The professional community is converging on disclosure norms for AI use in security reports. CREST (Council of Registered Ethical Security Testers), PTES (Penetration Testing Execution Standard), and several national CERTs have begun incorporating AI-use disclosure requirements into their reporting standards.
The current emerging norm is: if AI was used to draft, summarize, or transform content that appears in a final report, the methodology section should state which tools were used, in what capacity, and what analyst review was applied. This is not a legal requirement in most jurisdictions as of 2025, but it is increasingly a contractual requirement in enterprise engagements and a professional ethics expectation.
The underlying rationale is identical to citation standards in academic research: the reader needs to understand the provenance of the claims in order to calibrate their confidence appropriately.
AI tools do not sign reports. Analysts do. Whatever AI contributes to a recon report, the analyst's name on the document represents their personal attestation that the content is accurate, evidence-supported, and appropriately calibrated. The efficiency gain from AI is real; the professional accountability transfer is zero. Sign nothing you have not verified.

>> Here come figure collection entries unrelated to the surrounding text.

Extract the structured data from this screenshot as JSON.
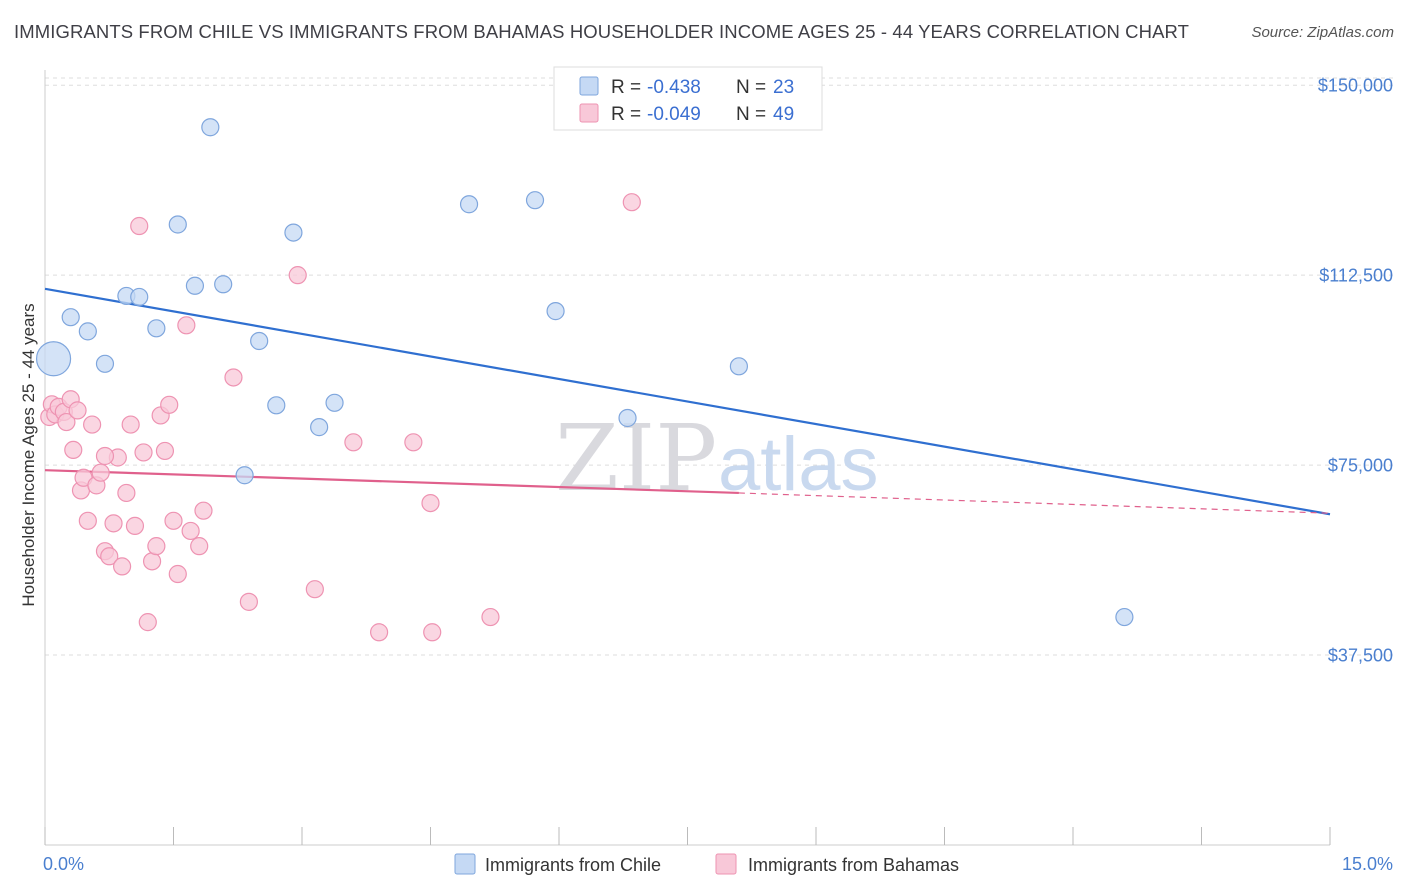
{
  "title": "IMMIGRANTS FROM CHILE VS IMMIGRANTS FROM BAHAMAS HOUSEHOLDER INCOME AGES 25 - 44 YEARS CORRELATION CHART",
  "source": "Source: ZipAtlas.com",
  "watermark": {
    "zip": "ZIP",
    "atlas": "atlas"
  },
  "colors": {
    "chile_fill": "#c5d9f4",
    "chile_stroke": "#7fa6dd",
    "chile_line": "#2f6fd0",
    "bahamas_fill": "#f8c8d8",
    "bahamas_stroke": "#ee93b2",
    "bahamas_line": "#e0608c",
    "tick_label": "#4a7fcf",
    "grid": "#dddddd"
  },
  "legend": {
    "rows": [
      {
        "r_label": "R =",
        "r_value": "-0.438",
        "n_label": "N =",
        "n_value": "23"
      },
      {
        "r_label": "R =",
        "r_value": "-0.049",
        "n_label": "N =",
        "n_value": "49"
      }
    ]
  },
  "chart_data": {
    "type": "scatter",
    "title": "IMMIGRANTS FROM CHILE VS IMMIGRANTS FROM BAHAMAS HOUSEHOLDER INCOME AGES 25 - 44 YEARS CORRELATION CHART",
    "xlabel": "",
    "ylabel": "Householder Income Ages 25 - 44 years",
    "xlim": [
      0,
      15
    ],
    "ylim": [
      0,
      153000
    ],
    "x_edge_labels": [
      "0.0%",
      "15.0%"
    ],
    "y_ticks": [
      {
        "value": 37500,
        "label": "$37,500"
      },
      {
        "value": 75000,
        "label": "$75,000"
      },
      {
        "value": 112500,
        "label": "$112,500"
      },
      {
        "value": 150000,
        "label": "$150,000"
      }
    ],
    "grid": true,
    "legend_position": "top-center",
    "series": [
      {
        "name": "Immigrants from Chile",
        "trend": {
          "x": [
            0.0,
            15.0
          ],
          "y": [
            109800,
            65300
          ]
        },
        "points": [
          {
            "x": 0.1,
            "y": 96000,
            "big": true
          },
          {
            "x": 0.3,
            "y": 104200
          },
          {
            "x": 0.5,
            "y": 101400
          },
          {
            "x": 0.7,
            "y": 95000
          },
          {
            "x": 0.95,
            "y": 108400
          },
          {
            "x": 1.1,
            "y": 108200
          },
          {
            "x": 1.3,
            "y": 102000
          },
          {
            "x": 1.55,
            "y": 122500
          },
          {
            "x": 1.75,
            "y": 110400
          },
          {
            "x": 1.93,
            "y": 141700
          },
          {
            "x": 2.08,
            "y": 110700
          },
          {
            "x": 2.5,
            "y": 99500
          },
          {
            "x": 2.7,
            "y": 86800
          },
          {
            "x": 2.9,
            "y": 120900
          },
          {
            "x": 3.2,
            "y": 82500
          },
          {
            "x": 3.38,
            "y": 87300
          },
          {
            "x": 2.33,
            "y": 73000
          },
          {
            "x": 4.95,
            "y": 126500
          },
          {
            "x": 5.72,
            "y": 127300
          },
          {
            "x": 5.96,
            "y": 105400
          },
          {
            "x": 6.8,
            "y": 84300
          },
          {
            "x": 8.1,
            "y": 94500
          },
          {
            "x": 12.6,
            "y": 45000
          }
        ]
      },
      {
        "name": "Immigrants from Bahamas",
        "trend": {
          "x": [
            0.0,
            8.1
          ],
          "y": [
            74000,
            69500
          ]
        },
        "trend_dashed": {
          "x": [
            8.1,
            15.0
          ],
          "y": [
            69500,
            65500
          ]
        },
        "points": [
          {
            "x": 0.05,
            "y": 84500
          },
          {
            "x": 0.08,
            "y": 87000
          },
          {
            "x": 0.12,
            "y": 85000
          },
          {
            "x": 0.16,
            "y": 86500
          },
          {
            "x": 0.22,
            "y": 85500
          },
          {
            "x": 0.25,
            "y": 83500
          },
          {
            "x": 0.3,
            "y": 88000
          },
          {
            "x": 0.33,
            "y": 78000
          },
          {
            "x": 0.38,
            "y": 85800
          },
          {
            "x": 0.42,
            "y": 70000
          },
          {
            "x": 0.45,
            "y": 72500
          },
          {
            "x": 0.5,
            "y": 64000
          },
          {
            "x": 0.55,
            "y": 83000
          },
          {
            "x": 0.6,
            "y": 71000
          },
          {
            "x": 0.65,
            "y": 73500
          },
          {
            "x": 0.7,
            "y": 58000
          },
          {
            "x": 0.75,
            "y": 57000
          },
          {
            "x": 0.8,
            "y": 63500
          },
          {
            "x": 0.85,
            "y": 76500
          },
          {
            "x": 0.9,
            "y": 55000
          },
          {
            "x": 0.95,
            "y": 69500
          },
          {
            "x": 1.0,
            "y": 83000
          },
          {
            "x": 1.05,
            "y": 63000
          },
          {
            "x": 1.1,
            "y": 122200
          },
          {
            "x": 1.15,
            "y": 77500
          },
          {
            "x": 1.2,
            "y": 44000
          },
          {
            "x": 1.25,
            "y": 56000
          },
          {
            "x": 1.3,
            "y": 59000
          },
          {
            "x": 1.35,
            "y": 84800
          },
          {
            "x": 1.4,
            "y": 77800
          },
          {
            "x": 1.45,
            "y": 86900
          },
          {
            "x": 1.5,
            "y": 64000
          },
          {
            "x": 1.55,
            "y": 53500
          },
          {
            "x": 1.65,
            "y": 102600
          },
          {
            "x": 1.7,
            "y": 62000
          },
          {
            "x": 1.8,
            "y": 59000
          },
          {
            "x": 1.85,
            "y": 66000
          },
          {
            "x": 2.2,
            "y": 92300
          },
          {
            "x": 2.38,
            "y": 48000
          },
          {
            "x": 2.95,
            "y": 112500
          },
          {
            "x": 3.15,
            "y": 50500
          },
          {
            "x": 3.6,
            "y": 79500
          },
          {
            "x": 3.9,
            "y": 42000
          },
          {
            "x": 4.3,
            "y": 79500
          },
          {
            "x": 4.5,
            "y": 67500
          },
          {
            "x": 4.52,
            "y": 42000
          },
          {
            "x": 5.2,
            "y": 45000
          },
          {
            "x": 6.85,
            "y": 126900
          },
          {
            "x": 0.7,
            "y": 76800
          }
        ]
      }
    ]
  }
}
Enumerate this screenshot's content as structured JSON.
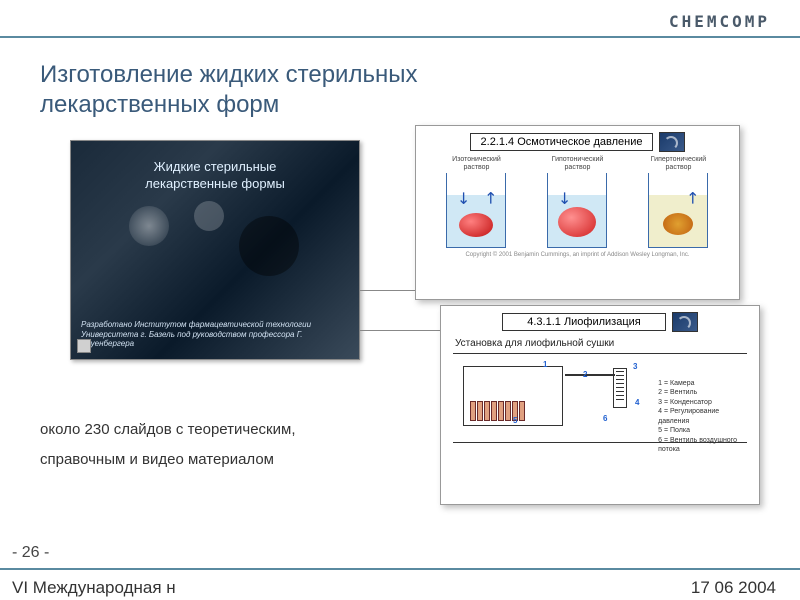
{
  "logo": "CHEMCOMP",
  "title_line1": "Изготовление жидких стерильных",
  "title_line2": "лекарственных форм",
  "main_thumb": {
    "title_line1": "Жидкие стерильные",
    "title_line2": "лекарственные формы",
    "caption": "Разработано Институтом фармацевтической технологии Университета г. Базель под руководством профессора Г. Лоуенбергера"
  },
  "osmo": {
    "header": "2.2.1.4  Осмотическое давление",
    "beakers": [
      {
        "l1": "Изотонический",
        "l2": "раствор",
        "cell": "iso"
      },
      {
        "l1": "Гипотонический",
        "l2": "раствор",
        "cell": "hypo"
      },
      {
        "l1": "Гипертонический",
        "l2": "раствор",
        "cell": "hyper"
      }
    ],
    "copyright": "Copyright © 2001 Benjamin Cummings, an imprint of Addison Wesley Longman, Inc."
  },
  "lyo": {
    "header": "4.3.1.1  Лиофилизация",
    "subtitle": "Установка для лиофильной сушки",
    "legend": [
      "1 = Камера",
      "2 = Вентиль",
      "3 = Конденсатор",
      "4 = Регулирование",
      "      давления",
      "5 = Полка",
      "6 = Вентиль воздушного",
      "      потока"
    ],
    "footer_left": "",
    "footer_right": ""
  },
  "description_line1": "около 230 слайдов с теоретическим,",
  "description_line2": "справочным и видео материалом",
  "page_number": "- 26 -",
  "conference": "VI Международная н",
  "date": "17 06 2004",
  "colors": {
    "accent": "#5a8aa0",
    "title": "#3a5a7a",
    "cell_red": "#c01010",
    "cell_orange": "#c06010"
  }
}
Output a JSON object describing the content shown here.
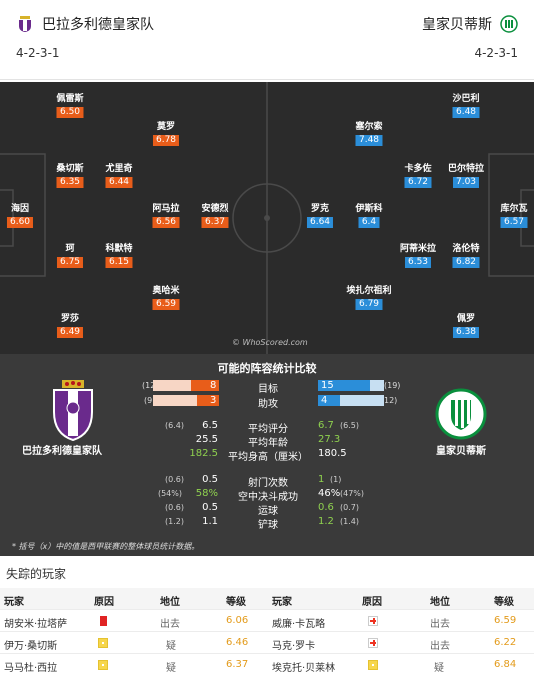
{
  "header": {
    "home_team": "巴拉多利德皇家队",
    "away_team": "皇家贝蒂斯",
    "home_formation": "4-2-3-1",
    "away_formation": "4-2-3-1"
  },
  "pitch": {
    "watermark": "© WhoScored.com",
    "home_players": [
      {
        "name": "佩雷斯",
        "rating": "6.50"
      },
      {
        "name": "莫罗",
        "rating": "6.78"
      },
      {
        "name": "桑切斯",
        "rating": "6.35"
      },
      {
        "name": "尤里奇",
        "rating": "6.44"
      },
      {
        "name": "海因",
        "rating": "6.60"
      },
      {
        "name": "阿马拉",
        "rating": "6.56"
      },
      {
        "name": "安德烈",
        "rating": "6.37"
      },
      {
        "name": "珂",
        "rating": "6.75"
      },
      {
        "name": "科默特",
        "rating": "6.15"
      },
      {
        "name": "奥哈米",
        "rating": "6.59"
      },
      {
        "name": "罗莎",
        "rating": "6.49"
      }
    ],
    "away_players": [
      {
        "name": "沙巴利",
        "rating": "6.48"
      },
      {
        "name": "塞尔索",
        "rating": "7.48"
      },
      {
        "name": "卡多佐",
        "rating": "6.72"
      },
      {
        "name": "巴尔特拉",
        "rating": "7.03"
      },
      {
        "name": "罗克",
        "rating": "6.64"
      },
      {
        "name": "伊斯科",
        "rating": "6.4"
      },
      {
        "name": "库尔瓦",
        "rating": "6.57"
      },
      {
        "name": "阿蒂米拉",
        "rating": "6.53"
      },
      {
        "name": "洛伦特",
        "rating": "6.82"
      },
      {
        "name": "埃扎尔祖利",
        "rating": "6.79"
      },
      {
        "name": "佩罗",
        "rating": "6.38"
      }
    ]
  },
  "stats": {
    "title": "可能的阵容统计比较",
    "home_name": "巴拉多利德皇家队",
    "away_name": "皇家贝蒂斯",
    "bars": [
      {
        "label": "目标",
        "home": "8",
        "home_sub": "(12",
        "home_frac": 0.42,
        "away": "15",
        "away_sub": "(19)",
        "away_frac": 0.79
      },
      {
        "label": "助攻",
        "home": "3",
        "home_sub": "(9",
        "home_frac": 0.33,
        "away": "4",
        "away_sub": "12)",
        "away_frac": 0.33
      }
    ],
    "rows": [
      {
        "label": "平均评分",
        "home": "6.5",
        "home_sub": "(6.4)",
        "away": "6.7",
        "away_sub": "(6.5)",
        "home_green": false,
        "away_green": true
      },
      {
        "label": "平均年龄",
        "home": "25.5",
        "home_sub": "",
        "away": "27.3",
        "away_sub": "",
        "home_green": false,
        "away_green": true
      },
      {
        "label": "平均身高（厘米）",
        "home": "182.5",
        "home_sub": "",
        "away": "180.5",
        "away_sub": "",
        "home_green": true,
        "away_green": false
      },
      {
        "label": "射门次数",
        "home": "0.5",
        "home_sub": "(0.6)",
        "away": "1",
        "away_sub": "(1)",
        "home_green": false,
        "away_green": true
      },
      {
        "label": "空中决斗成功",
        "home": "58%",
        "home_sub": "(54%)",
        "away": "46%",
        "away_sub": "(47%)",
        "home_green": true,
        "away_green": false
      },
      {
        "label": "运球",
        "home": "0.5",
        "home_sub": "(0.6)",
        "away": "0.6",
        "away_sub": "(0.7)",
        "home_green": false,
        "away_green": true
      },
      {
        "label": "铲球",
        "home": "1.1",
        "home_sub": "(1.2)",
        "away": "1.2",
        "away_sub": "(1.4)",
        "home_green": false,
        "away_green": true
      }
    ],
    "footnote": "* 括号（x）中的值是西甲联赛的整体球员统计数据。"
  },
  "missing": {
    "title": "失踪的玩家",
    "headers": [
      "玩家",
      "原因",
      "地位",
      "等级",
      "玩家",
      "原因",
      "地位",
      "等级"
    ],
    "rows": [
      {
        "home_player": "胡安米·拉塔萨",
        "home_reason": "red-card-icon",
        "home_status": "出去",
        "home_rating": "6.06",
        "away_player": "威廉·卡瓦略",
        "away_reason": "injury-icon",
        "away_status": "出去",
        "away_rating": "6.59"
      },
      {
        "home_player": "伊万·桑切斯",
        "home_reason": "doubt-icon",
        "home_status": "疑",
        "home_rating": "6.46",
        "away_player": "马克·罗卡",
        "away_reason": "injury-icon",
        "away_status": "出去",
        "away_rating": "6.22"
      },
      {
        "home_player": "马马杜·西拉",
        "home_reason": "doubt-icon",
        "home_status": "疑",
        "home_rating": "6.37",
        "away_player": "埃克托·贝莱林",
        "away_reason": "doubt-icon",
        "away_status": "疑",
        "away_rating": "6.84"
      }
    ]
  },
  "colors": {
    "home": "#e85d1a",
    "away": "#2b8ed9",
    "pitch": "#2b2b2b",
    "stats_bg": "#3a3a3a",
    "rating_gold": "#e39b1b"
  }
}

You are finalizing a recon report for a financial services client. Three findings have been collected: (1) an exposed RDP port (3389) on an AWS-hosted server with a self-signed certificate and no geo-restriction; (2) an employee LinkedIn profile disclosing internal project codenames and vendor relationships; (3) a misconfigured DNS zone allowing zone transfer from a public resolver. You have clean structured data for each. Your task is to run the AI-assisted workflow: draft finding blocks, generate an executive summary, request ATT&CK mappings, and then deliberately try to make the AI hallucinate — to practice catching those failures.